Property
Chitgar Emerges as Tehran’s Growth Corridor Thanks to Major Infrastructure Boost
New metro extensions and retail developments are transforming Chitgar into one of Tehran’s most promising investment hotspots.
4 min read
Property
New metro extensions and retail developments are transforming Chitgar into one of Tehran’s most promising investment hotspots.
4 min read

Chitgar, once considered an outlying suburb hugging the western edge of Tehran, is now at the center of a real estate surge, with prices up nearly 24 percent over the past 12 months. The catalyst: recent infrastructure upgrades including the ambitious Metro Line 7 extension and state-backed development of the Chitgar Lake precinct.
This sudden uptick in interest isn’t random. Tehran’s urban planners have poured resources this year into extending Metro Line 7 from Shahrak-e Ekbatan to the heart of Chitgar, with the new Chitgar Station opening its doors in early June. Before the extension, property agents say the thirty-minute traffic crawl into central Tehran kept investors cautious. Now, the area is barely 18 minutes by train to Valiasr Square, bumping up both rental and sales activity virtually overnight.
"We’re seeing attendance at Saturday open houses triple in just a few months," Jalal Kiani, a property manager at Milad Realty, explained during a tour of a nearly-sold-out project on Mahestan Boulevard. Down the hill, construction cranes dot the skyline around Chitgar Lake, where the Tehran Municipality and private developers are racing to finish the Azadi Park Waterfront retail-dining complex, expected to open by November. Local families flock to the lake’s new cycling path each weekend, and popular food stalls line Bolvar-e Chitgar as traffic snarls on Friday afternoons have become a regular headache for commuters and investors looking to inspect sites.
Banks are moving in too. Saman Bank launched a flagship digital branch on Kharrazi Boulevard in mid-May, targeting tech workers and young professionals drawn to the area’s improved transit and lifestyle offering. The new Chitgar Community Sports Center, part of a 370 billion toman municipal investment package, is already hosting evening futsal tournaments that draw crowds from Shahrak-e Daneshgah Sharif.
Housing demand is surging, and so are prices. According to the Tehran Real Estate Board, the average apartment in Chitgar now sells for 87 million tomans per square meter, compared to 70 million just a year earlier. That makes Chitgar one of the fastest-appreciating suburbs in Tehran’s sprawling western growth corridor, although it still trails the super-prime towers at Fereshteh or the legacy apartments of Niavaran.
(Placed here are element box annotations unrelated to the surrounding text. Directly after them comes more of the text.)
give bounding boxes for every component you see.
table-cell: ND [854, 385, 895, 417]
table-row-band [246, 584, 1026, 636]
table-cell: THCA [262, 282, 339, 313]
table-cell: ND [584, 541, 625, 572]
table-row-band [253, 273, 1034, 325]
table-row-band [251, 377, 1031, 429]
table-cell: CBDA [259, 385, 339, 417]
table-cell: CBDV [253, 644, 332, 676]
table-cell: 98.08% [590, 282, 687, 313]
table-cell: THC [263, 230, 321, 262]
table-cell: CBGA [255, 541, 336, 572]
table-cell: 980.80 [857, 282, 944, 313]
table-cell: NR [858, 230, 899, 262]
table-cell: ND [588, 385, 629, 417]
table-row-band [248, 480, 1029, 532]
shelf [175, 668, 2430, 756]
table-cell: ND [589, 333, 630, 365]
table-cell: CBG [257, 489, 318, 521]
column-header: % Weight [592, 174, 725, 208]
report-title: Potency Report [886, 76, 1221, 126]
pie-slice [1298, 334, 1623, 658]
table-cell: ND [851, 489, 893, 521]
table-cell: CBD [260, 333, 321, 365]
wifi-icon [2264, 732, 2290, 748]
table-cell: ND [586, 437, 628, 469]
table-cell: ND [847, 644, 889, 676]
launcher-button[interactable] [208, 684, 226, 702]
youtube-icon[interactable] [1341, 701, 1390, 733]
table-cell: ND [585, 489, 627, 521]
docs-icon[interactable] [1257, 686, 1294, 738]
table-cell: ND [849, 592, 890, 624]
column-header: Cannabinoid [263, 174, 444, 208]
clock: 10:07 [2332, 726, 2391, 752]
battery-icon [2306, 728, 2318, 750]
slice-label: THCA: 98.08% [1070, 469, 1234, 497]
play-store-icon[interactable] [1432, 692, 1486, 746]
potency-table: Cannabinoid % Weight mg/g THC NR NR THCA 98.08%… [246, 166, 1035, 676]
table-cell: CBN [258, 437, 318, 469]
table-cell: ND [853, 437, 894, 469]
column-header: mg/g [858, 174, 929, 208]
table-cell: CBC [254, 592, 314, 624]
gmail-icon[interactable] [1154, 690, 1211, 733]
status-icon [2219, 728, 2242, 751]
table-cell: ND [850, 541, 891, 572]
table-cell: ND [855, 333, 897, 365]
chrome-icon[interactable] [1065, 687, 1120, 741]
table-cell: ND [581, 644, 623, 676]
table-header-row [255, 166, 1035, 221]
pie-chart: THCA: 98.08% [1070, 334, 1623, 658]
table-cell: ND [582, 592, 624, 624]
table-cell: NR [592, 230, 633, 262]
With about 1,400 new residential units set to come online by December—most clustered between Gharb Highway and Kharrazi Boulevard—the risks of over-supply are being closely watched. Still, rental yields remain solid at 5.6% on new-build units, which is attracting buy-to-let investors shut out of more expensive inner-north Tehran neighbourhoods.
Infrastructure upgrades aren’t limited to transport. The Chitgar Technology Park, home to Tehran’s largest data center, is expanding its footprint by 30% in 2026, with further transport links planned to connect it to the Innovation District near Tehran’s Science and Technology Park.
For homebuyers and investors, the message seems clear: early adopters in Chitgar have already reaped strong gains, but further growth will depend on how well the planned retail and community amenities deliver on their promise. The Tehran Urban Development Authority expects to finalize a new zoning blueprint for the broader Chitgar-Mahestan corridor in September, which could affect building heights and parking requirements along key arterials like West Hemmat Expressway.
Prospective buyers are advised to monitor developments around the Chitgar Lake precinct, where municipal authorities are pushing for more affordable housing quotas in new towers. If the current pace of infrastructure upgrades continues, and planned educational facilities—such as the new branch of Sharif University’s technology incubator—open as scheduled in early 2027, the area’s long-term prospects look brighter than ever for both residents and investors willing to weather Tehran’s volatile real estate cycles.